Il y a un mois déjà, l’ensemble des organisations syndicales alertaient les médias sur plusieurs dérives majeures : des conditions de travail dégradées, un manque d’investissement (notamment sur des équipements essentiels), une surpopulation carcérale en constante hausse et une gestion RH devenue chaotique.

Depuis, la situation n’a fait qu’empirer.

LE CONSTAT EST SANS APPEL : sur 7 officiers, seuls 1 est actuellement présent, les autres étant en congés ou en arrêt maladie.

Dans le même temps, le taux d’occupation atteint 190 %, rendant toute gestion cohérente extrêmement difficile.

Les personnels de roulement sont à bout, cumulant depuis des mois entre 150 et 170 heures supplémentaires par trimestre.
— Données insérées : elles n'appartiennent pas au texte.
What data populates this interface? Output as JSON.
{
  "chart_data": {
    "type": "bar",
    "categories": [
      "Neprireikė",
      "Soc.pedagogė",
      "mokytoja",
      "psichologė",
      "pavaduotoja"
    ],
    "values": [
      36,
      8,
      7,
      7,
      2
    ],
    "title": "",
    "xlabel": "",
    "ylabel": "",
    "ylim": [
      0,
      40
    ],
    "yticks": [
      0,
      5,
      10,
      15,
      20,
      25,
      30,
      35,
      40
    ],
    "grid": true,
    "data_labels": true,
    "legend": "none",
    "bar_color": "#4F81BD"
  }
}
Côté ressources humaines, la situation est intenable : un seul encadrant doit assurer la gestion des procédures disciplinaires, des extractions médicales, du roulement avec pour objectif de réduire les heures, ainsi que les permanences week-end. À cela s’ajoute l’absence totale d’officiers de bâtiment.

COMMENT DEMANDER AUTANT À UNE SEULE PERSONNE ?

FO Justice demande que l’administration fasse un appel à candidature pour des mises à dispositions.

Aujourd’hui, 64 surveillants sont affectés pour un effectif théorique de 75. Et encore, ce chiffre ne tient pas compte des absences de longue durée, ce qui aggrave davantage la pénurie.

Cette situation n’est plus tenable, ni professionnellement, ni humainement. Si rien n’est fait rapidement, les conséquences seront lourdes pour les personnels comme pour le fonctionnement de l’établissement.

Une remise à plat immédiate et des réponses concrètes sont INDISPENSABLES.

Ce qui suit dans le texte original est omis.